In missione i miracoli si toccano. Non hai tempo e non hai risorse per la perfezione. Troppe sono le cose che non sai esattamente cosa fare, come farle, e dove farle. Ma le situazioni sono d'emergenza, l'azione é d'obbligo, e allora agisci, fai del tuo meglio, pregando dentro che Dio possa dove tu non puoi. E la maggior parte delle volte é quello che succede, ci pensa Lui, e vedi piccoli, grandi miracoli accaderti sotto gli occhi, praticamente tutti i giorni.
"A casa" non é mai giusto il tempo, non é mai giusto il modo, per troppe cose. Si aspetta, si pospone, si ha paura, si rimane incastrati nei dubbi. E così la vita passa, le cose non succedono e Dio, anche volendo, non può agire, perché non gliene abbiamo dato l'opportunità. Nella parte di mondo dove si può avere tutto, si finisce per non avere niente, perché il diavolo ci ha intrappolato in questa illusione della perfezione, che invece non esiste. Se non sperimentiamo la mancanza, non possiamo trovare il vero senso della vita.

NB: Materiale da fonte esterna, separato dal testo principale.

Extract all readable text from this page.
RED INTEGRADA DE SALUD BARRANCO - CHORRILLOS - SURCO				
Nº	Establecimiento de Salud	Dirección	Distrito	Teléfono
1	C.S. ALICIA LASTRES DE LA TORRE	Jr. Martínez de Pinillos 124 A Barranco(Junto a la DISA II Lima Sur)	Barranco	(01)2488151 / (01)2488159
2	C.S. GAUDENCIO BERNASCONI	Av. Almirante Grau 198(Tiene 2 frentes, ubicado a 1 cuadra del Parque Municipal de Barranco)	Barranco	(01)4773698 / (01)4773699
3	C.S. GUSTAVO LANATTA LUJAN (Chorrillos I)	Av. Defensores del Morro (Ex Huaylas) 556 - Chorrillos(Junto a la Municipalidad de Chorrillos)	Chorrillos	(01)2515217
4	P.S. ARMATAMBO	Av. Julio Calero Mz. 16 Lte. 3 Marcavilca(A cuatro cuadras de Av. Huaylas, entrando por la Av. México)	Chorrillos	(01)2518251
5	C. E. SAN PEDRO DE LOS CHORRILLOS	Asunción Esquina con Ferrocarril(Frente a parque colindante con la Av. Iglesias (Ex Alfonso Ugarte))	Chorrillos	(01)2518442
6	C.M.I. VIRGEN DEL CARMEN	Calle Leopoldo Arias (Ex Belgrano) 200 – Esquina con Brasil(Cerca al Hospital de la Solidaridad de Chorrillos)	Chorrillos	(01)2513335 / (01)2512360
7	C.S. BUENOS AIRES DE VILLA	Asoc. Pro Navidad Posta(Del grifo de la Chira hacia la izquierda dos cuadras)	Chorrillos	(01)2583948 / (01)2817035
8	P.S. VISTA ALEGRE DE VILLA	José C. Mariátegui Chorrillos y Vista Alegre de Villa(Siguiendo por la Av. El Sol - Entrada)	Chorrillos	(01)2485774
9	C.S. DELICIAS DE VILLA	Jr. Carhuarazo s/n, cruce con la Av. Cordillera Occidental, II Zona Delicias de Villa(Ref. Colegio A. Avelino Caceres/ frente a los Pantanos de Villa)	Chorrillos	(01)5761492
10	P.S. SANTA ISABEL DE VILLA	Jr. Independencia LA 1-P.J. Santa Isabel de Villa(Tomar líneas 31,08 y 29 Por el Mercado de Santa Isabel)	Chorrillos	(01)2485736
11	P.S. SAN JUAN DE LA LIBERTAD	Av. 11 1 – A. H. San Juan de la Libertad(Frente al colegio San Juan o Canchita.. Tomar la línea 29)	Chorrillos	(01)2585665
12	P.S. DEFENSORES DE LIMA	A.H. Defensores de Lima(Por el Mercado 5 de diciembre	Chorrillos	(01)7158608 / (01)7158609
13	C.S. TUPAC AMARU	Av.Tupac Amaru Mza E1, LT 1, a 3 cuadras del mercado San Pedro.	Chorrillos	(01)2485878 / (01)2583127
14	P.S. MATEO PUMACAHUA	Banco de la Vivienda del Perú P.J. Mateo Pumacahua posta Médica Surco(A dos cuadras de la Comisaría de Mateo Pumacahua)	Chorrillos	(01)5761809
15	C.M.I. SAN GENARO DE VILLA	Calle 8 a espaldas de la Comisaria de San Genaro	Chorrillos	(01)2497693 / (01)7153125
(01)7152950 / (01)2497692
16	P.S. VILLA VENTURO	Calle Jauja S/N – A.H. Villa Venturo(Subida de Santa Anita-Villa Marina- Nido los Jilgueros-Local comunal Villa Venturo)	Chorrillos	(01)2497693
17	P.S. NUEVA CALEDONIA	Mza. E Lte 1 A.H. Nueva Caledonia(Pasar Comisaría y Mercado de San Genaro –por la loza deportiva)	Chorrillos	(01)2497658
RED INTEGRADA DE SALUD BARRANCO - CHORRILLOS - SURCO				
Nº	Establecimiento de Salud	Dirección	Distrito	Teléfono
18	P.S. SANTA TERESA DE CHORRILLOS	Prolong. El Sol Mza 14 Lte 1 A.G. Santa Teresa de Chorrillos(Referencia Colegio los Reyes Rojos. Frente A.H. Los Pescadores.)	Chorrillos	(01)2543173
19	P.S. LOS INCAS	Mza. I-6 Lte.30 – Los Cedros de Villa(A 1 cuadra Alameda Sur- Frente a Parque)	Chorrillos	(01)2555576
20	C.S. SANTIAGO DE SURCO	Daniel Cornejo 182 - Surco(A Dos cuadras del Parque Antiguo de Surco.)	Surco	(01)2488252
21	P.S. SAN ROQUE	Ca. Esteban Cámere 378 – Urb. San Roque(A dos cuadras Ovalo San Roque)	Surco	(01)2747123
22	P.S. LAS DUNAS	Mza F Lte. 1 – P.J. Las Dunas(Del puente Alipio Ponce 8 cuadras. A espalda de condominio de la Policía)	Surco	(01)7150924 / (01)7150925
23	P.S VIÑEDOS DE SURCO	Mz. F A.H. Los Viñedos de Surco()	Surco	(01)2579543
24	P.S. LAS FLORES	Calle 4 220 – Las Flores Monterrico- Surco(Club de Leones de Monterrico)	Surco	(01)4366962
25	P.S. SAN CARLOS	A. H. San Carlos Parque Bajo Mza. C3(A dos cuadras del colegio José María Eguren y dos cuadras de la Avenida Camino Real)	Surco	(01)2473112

In missione ho capito quello che Padre Walter, il sacerdote Scalabriniano che guidava la televisione dove lavoravo, mi diceva: "La perfezione é nemica del bene". Lui, che della missione aveva fatto la sua vita, lo sapeva molto bene.
In missione si scopre che il tempo non é poco. Ci si sveglia prima delle sei tutte le mattine: per pregare, innanzitutto. Gesù ci aspetta nel buio della notte per prendersi tutte le fatiche che non siamo in grado di portare, e darci la forza per affrontare un nuovo giorno. Poi si inizia a fare cose. Donazioni, cucinare, distribuire cibo, visitare famiglie, accogliere i bambini, classi e giochi. Fare rete, connettersi con medici, associazioni, gli altri frati. E poi si torna, in preghiera, ancora. Si torna a inginocchiarsi perché non é mai abbastanza, siamo dipendenti da Cristo. E poi, se c'é ancora dal lavoro da fare, la sera é placida e i grilli cantano, la natura ti abbraccia e continui fino a quando devi andare a letto, altrimenti non dormi neanche cinque ore, ma che importa?
A casa si soffre sempre del non trovare il tempo. Il giorno passa e non sappiamo dov'é andato. E' che passa a volte solo per noi stessi, ed é cosi che lo svuotiamo di significato, e il tempo ci possiede. Quando diamo senso alla vita, siamo noi a possederlo, e pochi giorni sembrano preziosi. Al contrario, quando la nostra vita manca di scelte che abbiano un senso profondo, il tempo ci sembra che ci scivoli tra le mani e che si perda in luoghi che non conosciamo. Nella grazia di Dio, se glielo permettiamo, ma é pur sempre tempo che non torna.
L’elisir di lunga vita non é una tecnologia segretissima e costosa. Paradossalmente, é proprio il suo dono che la rende tale, il dono stesso di se stessi agli altri, ad una causa, a dei corpi, a dei volti, che allunga la vita, che da senso al tempo. L'elisir di lunga vita si chiama amore, e amore e basta.